Accordingly, while the notion of right-sizing of benefits may be a reasonable one, it’s possible that those low-earning individuals (who are at greatest risk of chronic conditions) may also be the ones least likely to purchase the additional wellness or lifestyle management benefits that will benefit them. As a result, it may be prudent to consider incorporation of proven wellness/condition management programs as part of the core private exchange offering, or ensure that these are included via an external vendor.

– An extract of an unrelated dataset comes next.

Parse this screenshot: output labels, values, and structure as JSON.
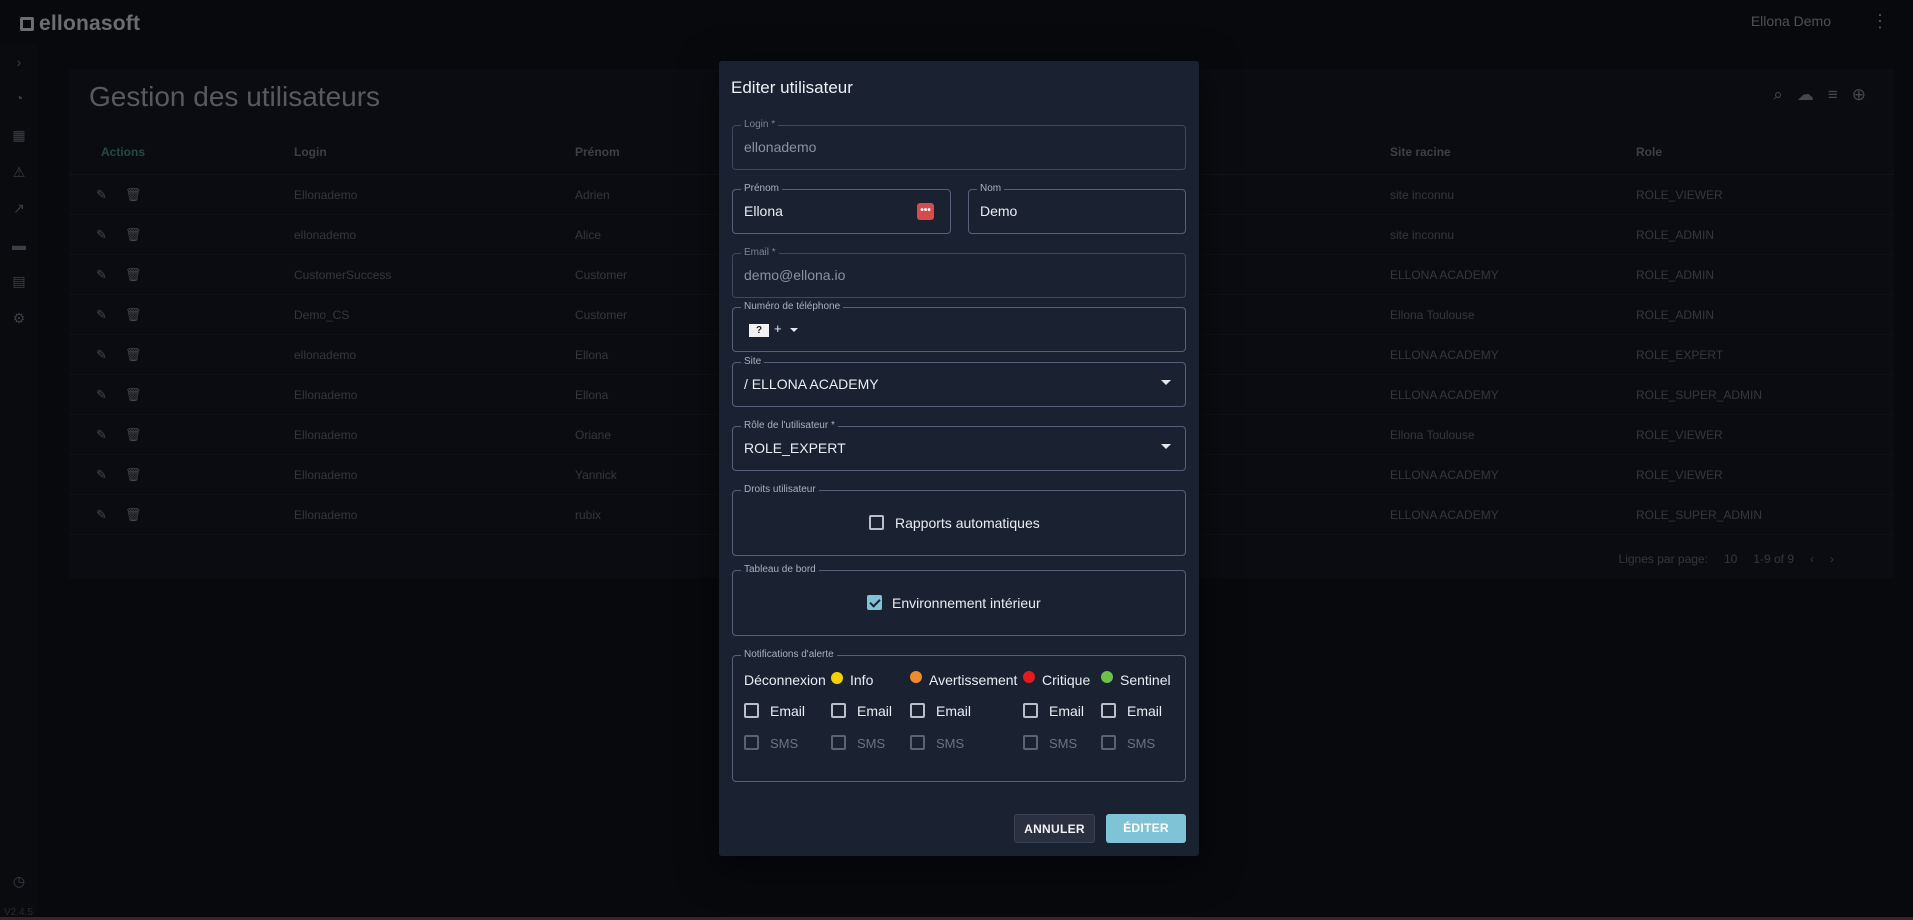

6) How can employers better inform themselves about the differences between the various private exchange offerings?
Employers may want to take advantage of the Private Exchange Evaluation Collaborative’s (PEEC) analysis of the available private exchange offerings. PEEC is an initiative launched in 2013 by four leading business groups – Employers Health, Midwest Business Group on Health, Northeast Business Group on Health and the Pacific Business Group on Health, and PwC US – to solicit and provide unbiased, comparative information on private exchange strategies and purchasing decisions. As employers expand their understanding of the strategic goals of the various exchanges, they’ll develop a better understanding of the similarities and differentiators between the many available choices.
You can learn more about PEEC at www.thepeec.com.
Employers now face a myriad of available health benefits options. For those interested in private exchange offerings, a thoughtful review and analysis can help to differentiate among the many choices, ensuring that the vendor selection process yields the greatest value for each dollar spent on health care. Much in the way that we all want individuals to practice health care consumerism and make informed health care purchasing decisions, this same “consumerism” at the employer level is also vital. At Employers Health, we’re available to provide consultative support to ensure that members achieve their desired objectives in this new health care marketplace.